Monday 31 October 2011

Things That go Dead in the Night

Happy Halloween.

This post will be brief. Many people will think that it's a statement of the obvious but it's amazing how much time can be wasted on issues like this, especially in large organisations.

Sometimes we see systems behave rather strangely during performance tests and the teams managing the tests can sometimes be very inventive in their explanations of the issue. This particular issue has crossed my desk a couple of times (too many) in recent weeks and has been presented as 'a strange unexplained issue', 'file corruption', 'network issue' or 'SAN failure'.

Without building up any further mystery or invoking the supernatural, the answer was simple - the file system was allowed to become full. This can cause all sorts of interesting and varied problems to your system and the execution of any tests. In some cases it will fail completely, in others it might continue almost without anything appearing to be wrong and there are any number of variations in between these extremes.
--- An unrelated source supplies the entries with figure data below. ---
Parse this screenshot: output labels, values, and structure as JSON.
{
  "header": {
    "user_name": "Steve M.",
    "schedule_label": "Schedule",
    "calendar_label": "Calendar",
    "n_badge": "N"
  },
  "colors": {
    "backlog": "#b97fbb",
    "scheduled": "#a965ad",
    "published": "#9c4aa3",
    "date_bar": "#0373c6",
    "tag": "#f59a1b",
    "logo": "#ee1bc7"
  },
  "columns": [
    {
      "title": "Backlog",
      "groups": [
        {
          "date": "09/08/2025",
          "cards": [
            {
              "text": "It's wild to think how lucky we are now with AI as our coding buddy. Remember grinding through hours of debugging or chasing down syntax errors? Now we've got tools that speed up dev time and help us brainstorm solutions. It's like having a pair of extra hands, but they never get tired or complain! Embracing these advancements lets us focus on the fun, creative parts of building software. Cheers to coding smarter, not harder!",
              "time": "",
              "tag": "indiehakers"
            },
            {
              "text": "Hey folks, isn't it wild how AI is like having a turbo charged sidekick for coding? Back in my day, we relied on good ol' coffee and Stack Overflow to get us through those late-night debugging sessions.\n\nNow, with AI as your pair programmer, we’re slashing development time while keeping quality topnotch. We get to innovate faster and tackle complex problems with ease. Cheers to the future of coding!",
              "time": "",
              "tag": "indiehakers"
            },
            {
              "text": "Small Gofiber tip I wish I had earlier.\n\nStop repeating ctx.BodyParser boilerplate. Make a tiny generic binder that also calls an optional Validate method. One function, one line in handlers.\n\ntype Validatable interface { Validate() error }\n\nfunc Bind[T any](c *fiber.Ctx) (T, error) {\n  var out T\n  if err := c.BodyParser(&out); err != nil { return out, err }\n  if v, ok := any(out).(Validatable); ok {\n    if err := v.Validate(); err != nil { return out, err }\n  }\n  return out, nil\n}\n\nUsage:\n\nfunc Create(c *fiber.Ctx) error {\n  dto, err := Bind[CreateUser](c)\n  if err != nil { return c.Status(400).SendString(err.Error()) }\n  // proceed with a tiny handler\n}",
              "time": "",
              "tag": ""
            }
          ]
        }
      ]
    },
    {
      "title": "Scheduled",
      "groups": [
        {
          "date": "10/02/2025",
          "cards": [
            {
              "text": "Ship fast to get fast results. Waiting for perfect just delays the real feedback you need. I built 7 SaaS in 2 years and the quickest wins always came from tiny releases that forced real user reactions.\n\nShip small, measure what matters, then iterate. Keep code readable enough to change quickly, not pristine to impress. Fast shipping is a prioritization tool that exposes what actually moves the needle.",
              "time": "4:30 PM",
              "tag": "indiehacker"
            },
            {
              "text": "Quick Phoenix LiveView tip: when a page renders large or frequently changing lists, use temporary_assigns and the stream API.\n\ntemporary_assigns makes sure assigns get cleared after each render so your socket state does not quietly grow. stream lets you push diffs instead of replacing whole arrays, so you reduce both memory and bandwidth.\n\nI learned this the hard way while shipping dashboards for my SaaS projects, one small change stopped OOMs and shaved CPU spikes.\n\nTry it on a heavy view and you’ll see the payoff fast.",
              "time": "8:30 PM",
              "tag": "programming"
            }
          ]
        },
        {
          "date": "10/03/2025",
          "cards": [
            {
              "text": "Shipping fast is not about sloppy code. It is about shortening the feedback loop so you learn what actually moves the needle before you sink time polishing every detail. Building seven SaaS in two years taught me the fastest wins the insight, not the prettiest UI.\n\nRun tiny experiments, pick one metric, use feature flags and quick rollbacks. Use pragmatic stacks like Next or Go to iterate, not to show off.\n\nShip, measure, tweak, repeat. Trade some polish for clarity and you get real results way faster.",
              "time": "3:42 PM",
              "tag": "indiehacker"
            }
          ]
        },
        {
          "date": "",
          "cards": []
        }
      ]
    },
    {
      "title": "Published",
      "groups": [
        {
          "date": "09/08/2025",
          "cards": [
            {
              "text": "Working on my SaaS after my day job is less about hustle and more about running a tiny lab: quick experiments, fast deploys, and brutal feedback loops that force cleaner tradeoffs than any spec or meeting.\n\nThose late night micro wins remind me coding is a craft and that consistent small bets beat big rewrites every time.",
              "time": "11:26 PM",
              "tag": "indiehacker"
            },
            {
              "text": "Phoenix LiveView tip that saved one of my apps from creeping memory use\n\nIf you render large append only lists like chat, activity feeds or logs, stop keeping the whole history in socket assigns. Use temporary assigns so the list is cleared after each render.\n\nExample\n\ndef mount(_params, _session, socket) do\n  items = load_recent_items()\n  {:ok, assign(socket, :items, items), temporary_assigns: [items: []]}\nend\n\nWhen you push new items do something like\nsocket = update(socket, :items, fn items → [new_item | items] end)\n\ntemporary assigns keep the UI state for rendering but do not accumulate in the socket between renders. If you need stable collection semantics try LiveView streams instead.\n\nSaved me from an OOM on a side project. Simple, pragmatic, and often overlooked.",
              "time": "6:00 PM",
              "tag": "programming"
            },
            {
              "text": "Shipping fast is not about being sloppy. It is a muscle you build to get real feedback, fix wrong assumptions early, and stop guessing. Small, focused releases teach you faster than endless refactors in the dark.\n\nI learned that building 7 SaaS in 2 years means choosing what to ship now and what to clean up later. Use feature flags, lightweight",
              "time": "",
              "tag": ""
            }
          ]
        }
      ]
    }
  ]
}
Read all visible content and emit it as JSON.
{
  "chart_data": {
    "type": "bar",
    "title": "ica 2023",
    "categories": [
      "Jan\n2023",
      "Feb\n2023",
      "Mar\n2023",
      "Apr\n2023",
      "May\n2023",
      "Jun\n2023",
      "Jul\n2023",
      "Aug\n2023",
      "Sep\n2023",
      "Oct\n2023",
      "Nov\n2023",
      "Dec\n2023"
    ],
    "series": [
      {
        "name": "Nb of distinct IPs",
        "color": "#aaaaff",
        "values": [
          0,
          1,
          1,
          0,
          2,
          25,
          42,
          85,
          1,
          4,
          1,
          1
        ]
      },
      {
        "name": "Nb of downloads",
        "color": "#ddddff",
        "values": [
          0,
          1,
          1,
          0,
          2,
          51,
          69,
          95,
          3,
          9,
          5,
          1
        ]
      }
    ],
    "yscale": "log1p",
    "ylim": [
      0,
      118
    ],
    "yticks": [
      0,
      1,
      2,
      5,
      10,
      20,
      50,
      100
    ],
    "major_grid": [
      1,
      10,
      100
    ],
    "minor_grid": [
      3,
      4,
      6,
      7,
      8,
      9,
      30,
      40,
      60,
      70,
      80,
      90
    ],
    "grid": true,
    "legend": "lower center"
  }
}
One common factor is that it is quite normal for there to be no helpful error message like 'disk full' visible because often the file system that becomes full is the one being used to write the log file. This is where the creativity comes into play - people don't see an obvious error, so their imagination gets to work.

Scheduled housekeeping and other such automated cleanup solutions can add to the fun because they can sometimes free up space before somebody notices the problem... so then people may tell you that they are certain that the disk wasn't full because it isn't full now.

So if your test goes dead in the night, either temporarily or permanently, please do check your disk space monitoring (you do monitor your disk space utilisation don't you?). Alternatively, scrutinise your log files very carefully - are there any strange 'silent' periods that should contain messages?

Don't have Nightmares.